Normal brain function requires an orderly, organized, coordinated discharge of electrical impulses.
Electrical impulses enable the brain to communicate with the spinal cord, nerves, and muscles as well as within itself. Seizures may result when the brain’s electrical activity is disrupted.
Seizure disorders commonly begin in early childhood or in late adulthood. About 2% of adults have a seizure at some time during their life while two thirds of these people never have another one.
There are two types of seizures:
- Nonepileptic seizures are triggered (provoked) by a reversible disorder or a temporary condition that irritates the brain, such as an infection, a head injury, or a reaction to a drug. In children, a fever can trigger a nonepileptic seizure (called a febrile seizure). Epileptic seizures, conversely, have no apparent trigger and are unprovoked.
- Epileptic seizures conversely, have no apparent trigger and are unprovoked. Epileptic seizures are referred to as seizure disorders or epilepsy.
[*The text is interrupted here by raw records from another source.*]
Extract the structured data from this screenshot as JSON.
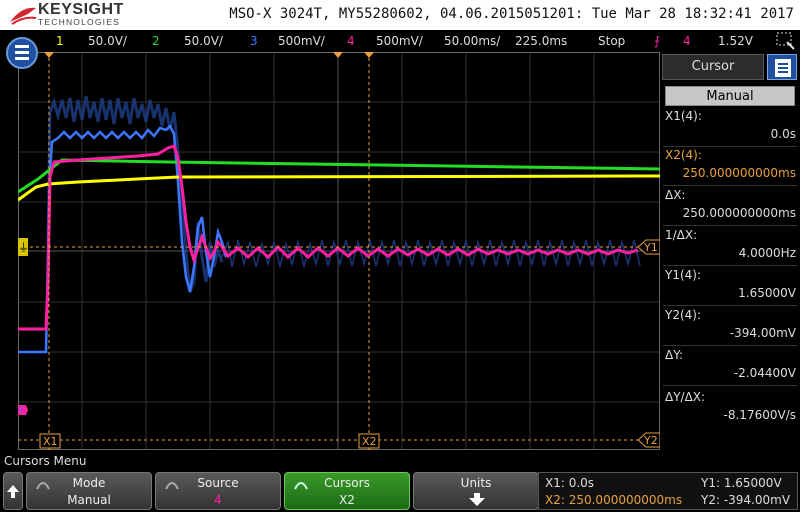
{
  "header": {
    "brand": "KEYSIGHT",
    "brand_sub": "TECHNOLOGIES",
    "instrument": "MSO-X 3024T, MY55280602, 04.06.2015051201: Tue Mar 28 18:32:41 2017"
  },
  "status_bar": {
    "ch1_num": "1",
    "ch1_scale": "50.0V/",
    "ch2_num": "2",
    "ch2_scale": "50.0V/",
    "ch3_num": "3",
    "ch3_scale": "500mV/",
    "ch4_num": "4",
    "ch4_scale": "500mV/",
    "timebase": "50.00ms/",
    "delay": "225.0ms",
    "run_state": "Stop",
    "trigger_source": "4",
    "trigger_level": "1.52V"
  },
  "markers": {
    "ground": "⏚",
    "x1": "X1",
    "x2": "X2",
    "y1": "Y1",
    "y2": "Y2",
    "trig_left": "T"
  },
  "side_panel": {
    "tab": "Cursor",
    "mode": "Manual",
    "rows": [
      {
        "label": "X1(4):",
        "value": "0.0s"
      },
      {
        "label": "X2(4):",
        "value": "250.000000000ms"
      },
      {
        "label": "ΔX:",
        "value": "250.000000000ms"
      },
      {
        "label": "1/ΔX:",
        "value": "4.0000Hz"
      },
      {
        "label": "Y1(4):",
        "value": "1.65000V"
      },
      {
        "label": "Y2(4):",
        "value": "-394.00mV"
      },
      {
        "label": "ΔY:",
        "value": "-2.04400V"
      },
      {
        "label": "ΔY/ΔX:",
        "value": "-8.17600V/s"
      }
    ]
  },
  "softkeys": {
    "menu_title": "Cursors Menu",
    "mode_label": "Mode",
    "mode_value": "Manual",
    "source_label": "Source",
    "source_value": "4",
    "cursors_label": "Cursors",
    "cursors_value": "X2",
    "units_label": "Units"
  },
  "readout": {
    "x1": "X1:  0.0s",
    "x2": "X2:  250.000000000ms",
    "y1": "Y1: 1.65000V",
    "y2": "Y2: -394.00mV"
  },
  "colors": {
    "ch1": "#ffff00",
    "ch2": "#22dd22",
    "ch3": "#3c78ff",
    "ch4": "#ff1fa0",
    "cursor": "#e8a040",
    "grid": "#3a3a3a"
  },
  "waveforms": [
    {
      "channel": "1",
      "shape": "yellow step, rising ramp to ~173 then flat"
    },
    {
      "channel": "2",
      "shape": "green step, rising ramp to ~160 then flat ~167"
    },
    {
      "channel": "3",
      "shape": "blue noisy burst then damped ringing"
    },
    {
      "channel": "4",
      "shape": "magenta step up, overshoot, then damped ringing settling near Y1"
    }
  ]
}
Epilepsy is the most common chronic brain disease and affects people of all ages.
More than 50 million people worldwide have epilepsy. In 2015, 1.2% of the US population or about 3.4 million people―3 million adults and 470,000 children―had active epilepsy.
Epilepsy is characterized by recurrent seizures that are brief episodes of involuntary movement.
These seizures are a result of excessive electrical discharges in a group of brain cells, and different parts of the brain can be the site of the discharges. Seizures vary in both severity and in frequency.
One of our research areas is on multiple neuronal dampening mechanisms. More specifically, we are looking at the activation of cys-loop receptors, including GABBA receptors and glycine receptors (allosterically and directly), and the activation of GIRK 1, P2X4, 2 channels and others. Each of these pathways provide inhibitory neurotransmission, which we are exploring to research a multi-mechanism approach in one therapeutic.